Hi! I’m Blake E. Reid.1 I research, teach, and serve on law, policy, and technology issues—usually in the orbit of telecom, Internet, copyright, disability, and administrative law. How does the law enable and hinder discourse, culture, human flourishing, and democracy in digital spaces? I’m working on it!
I’m an Associate Professor of Law at Colorado Law, where I regularly teach Copyright, Telecom and Platform Law and Policy, and a Digital Civil Rights and Liberties seminar. My scholarly work has or will be published in law reviews including the Stanford Law Review, California Law Review, UC Davis Law Review, Indiana Law Journal, George Washington Law Review, Pepperdine Law Review, Connecticut Law Review, the Berkeley Technology Law Journal Online, the Seattle University Law Review Online, the Seattle Journal of Technology, Environmental, and Innovation Law, the Colorado Law Review Forum, and the Journal on Telecommunications and High Technology Law, as well as other forums including the Green Bag Almanac & Reader, the Disability History Association’s All of Us, the Communications of the ACM, Lawfare, and Feminist Cyberlaw. I’m on the author team for Communications Law and Policy: Cases and Materials, a freely available communications law and policy casebook, with Jerry Kang and Alan Butler. You can find my path-breaking Section 230 Citation Alignment chart and other shorter-form musings on this site’s good old-fashioned blog. I also serve as the Faculty Director of the Telecom and Platforms Initiative at the Silicon Flatirons Center.

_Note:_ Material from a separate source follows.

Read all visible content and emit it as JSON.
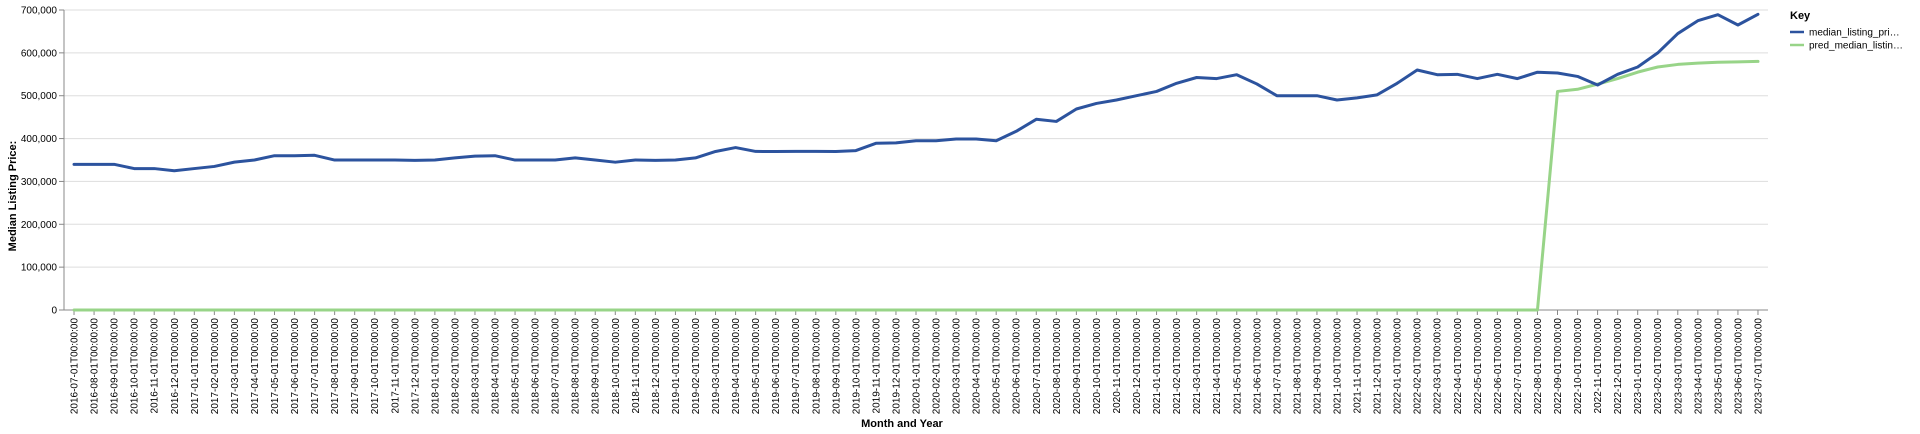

From 2013-2023, I directed the Samuelson-Glushko Technology Law & Policy Clinic (TLPC) as an Assistant, Associate, and full Clinical Professor at Colorado Law. TLPC student attorneys and I represented clients and led academic projects before agencies, courts, legislatures, and other law and policymaking bodies, including the Federal Communications Commission, the U.S. Supreme Court and Congress, and the United Nations World Intellectual Property Organization. Before joining the Colorado Law faculty, I was a staff attorney and graduate fellow in First Amendment and media law at the Institute for Public Representation at Georgetown Law and a law clerk for Justice Nancy E. Rice on the Colorado Supreme Court.
I earned my LL.M in Advocacy with distinction from Georgetown Law and my J.D. from Colorado Law, where I was the Editor-in-Chief of the JTHTL—now the Colorado Technology Law Journal (CTLJ)—and a student attorney in the TLPC. I earned my B.S. in Computer Science from the University of Colorado School of Engineering.
I unapologetically love ketchup, ska music, and footnotes.2 Come see me play guitar in 12 Cents for Marvin!